M65 and M66 Galaxies
Object Type: Galaxy
Exposure 180 minutes
M65 and M66 are about 36 million light years away.
M65 was discovered by Charles Messier and included in his Messier Objects list. However, William Henry Smyth accidentally attributed the discovery to Pierre Méchain in his popular 19th century astronomical work A Cycle of Celestial Objects (stating "They [M65 and M66] were pointed out by Méchain to Messier in 1780"). This error was in turn picked up by Kenneth Glyn Jones in Messier's Nebulae and Star Clusters. This has since ramified into a number of other books by a variety of authors.
The galaxy is low in dust and gas, and there is little star formation in it, although there has been some relatively recently in the arms. The ratio of old stars to new stars is correspondingly quite high. In most wavelengths it is quite uninteresting, though there is a radio source visible in the NVSS, offset from the core by about two arc-minutes. The identity of the source is uncertain, as it has not been identified visually, or formally studied in any published papers.
To the eye, M65's disk appears slightly warped, and its relatively recent burst of star formation is also suggestive of some external disturbance. Rots (1978) suggests that the two other galaxies in the Leo Triplet interacted with each other about 800 million years ago. Recent research by Zhiyu Duan suggests that M65 may also have interacted, though much less strongly. He also notes that M65 may have a central barit is difficult to tell because the galaxy is seen from an oblique anglea feature which is suggestive of tidal disruption.

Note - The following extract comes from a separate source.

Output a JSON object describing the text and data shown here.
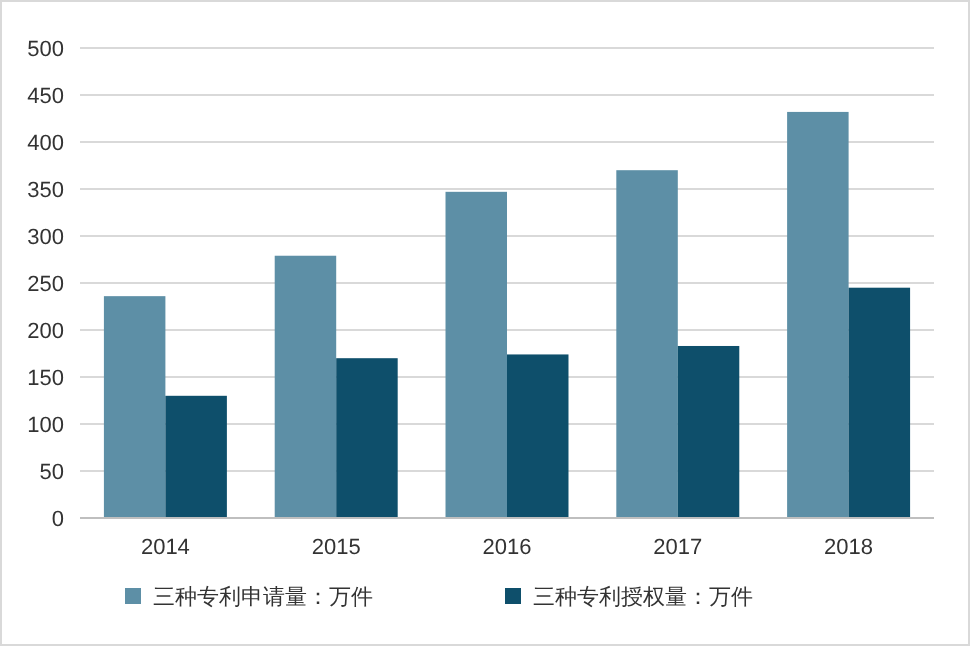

Messier 66 (also known as NGC 3627) is an intermediate spiral galaxy about 36 million light-years away in the constellation Leo. It was discovered by Charles Messier in 1780. M66 is about 95 thousand light-years across with striking dust lanes and bright star clusters along sweeping spiral arms. M66 is part of the famous Leo Triplet, a small group of galaxies that also includes M65 and NGC 3628.

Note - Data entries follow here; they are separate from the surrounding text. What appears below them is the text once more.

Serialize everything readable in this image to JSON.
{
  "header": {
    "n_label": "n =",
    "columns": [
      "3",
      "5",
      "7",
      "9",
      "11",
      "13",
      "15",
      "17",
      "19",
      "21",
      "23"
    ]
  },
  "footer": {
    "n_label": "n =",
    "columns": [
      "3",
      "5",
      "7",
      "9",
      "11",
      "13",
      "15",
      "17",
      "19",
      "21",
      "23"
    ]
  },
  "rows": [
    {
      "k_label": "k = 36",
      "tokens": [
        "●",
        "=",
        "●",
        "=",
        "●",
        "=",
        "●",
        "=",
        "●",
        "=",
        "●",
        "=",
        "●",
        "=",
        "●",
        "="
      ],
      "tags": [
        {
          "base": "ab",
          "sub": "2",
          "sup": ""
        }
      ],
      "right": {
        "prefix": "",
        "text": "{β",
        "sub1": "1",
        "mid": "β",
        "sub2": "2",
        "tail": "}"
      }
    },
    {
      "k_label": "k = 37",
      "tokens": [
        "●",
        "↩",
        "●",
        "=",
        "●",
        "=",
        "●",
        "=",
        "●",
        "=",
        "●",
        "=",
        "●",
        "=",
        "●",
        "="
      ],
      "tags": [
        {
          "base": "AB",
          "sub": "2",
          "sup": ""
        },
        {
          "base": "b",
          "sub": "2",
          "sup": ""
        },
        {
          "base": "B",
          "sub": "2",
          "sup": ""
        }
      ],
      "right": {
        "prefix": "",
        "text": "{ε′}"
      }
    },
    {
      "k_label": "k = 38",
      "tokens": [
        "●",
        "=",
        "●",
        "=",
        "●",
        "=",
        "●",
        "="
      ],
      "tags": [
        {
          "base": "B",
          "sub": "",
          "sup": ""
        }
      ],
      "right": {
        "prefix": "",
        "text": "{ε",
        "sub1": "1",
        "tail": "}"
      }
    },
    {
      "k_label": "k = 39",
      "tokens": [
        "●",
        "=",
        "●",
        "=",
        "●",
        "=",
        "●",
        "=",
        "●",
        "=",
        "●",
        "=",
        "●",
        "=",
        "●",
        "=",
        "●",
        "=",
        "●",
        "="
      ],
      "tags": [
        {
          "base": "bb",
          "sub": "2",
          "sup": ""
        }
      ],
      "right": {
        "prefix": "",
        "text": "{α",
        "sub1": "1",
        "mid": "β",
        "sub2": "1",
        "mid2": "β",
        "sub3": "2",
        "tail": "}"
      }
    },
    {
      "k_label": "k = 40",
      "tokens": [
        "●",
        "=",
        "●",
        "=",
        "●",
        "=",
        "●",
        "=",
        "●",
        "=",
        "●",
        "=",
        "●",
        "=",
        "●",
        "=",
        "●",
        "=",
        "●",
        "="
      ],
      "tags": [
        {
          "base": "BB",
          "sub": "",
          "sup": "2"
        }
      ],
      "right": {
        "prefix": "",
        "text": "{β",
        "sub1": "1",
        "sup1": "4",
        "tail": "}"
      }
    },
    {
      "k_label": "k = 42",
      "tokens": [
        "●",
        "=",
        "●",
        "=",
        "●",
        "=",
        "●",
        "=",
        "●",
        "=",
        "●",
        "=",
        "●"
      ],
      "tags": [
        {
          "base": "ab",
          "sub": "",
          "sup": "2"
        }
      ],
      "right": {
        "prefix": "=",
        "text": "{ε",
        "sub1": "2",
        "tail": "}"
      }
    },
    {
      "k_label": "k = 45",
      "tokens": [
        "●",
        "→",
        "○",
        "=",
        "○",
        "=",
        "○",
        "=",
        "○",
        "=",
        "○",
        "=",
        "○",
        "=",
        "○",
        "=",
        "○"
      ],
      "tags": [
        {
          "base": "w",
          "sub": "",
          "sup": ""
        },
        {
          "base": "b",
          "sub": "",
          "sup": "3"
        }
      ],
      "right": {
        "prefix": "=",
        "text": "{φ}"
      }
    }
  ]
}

Gravitational interaction from its past encounter with neighboring NGC 3628 has resulted in:
An extremely high central mass concentration;
A high molecular to atomic mass ratio;
A resolved noncorotating clump of H I material apparently removed from one of the spiral arms.
This third result shows up visually as an extremely prominent and unusual spiral arm and dust lane structures as originally noted in the Atlas of Peculiar Galaxies.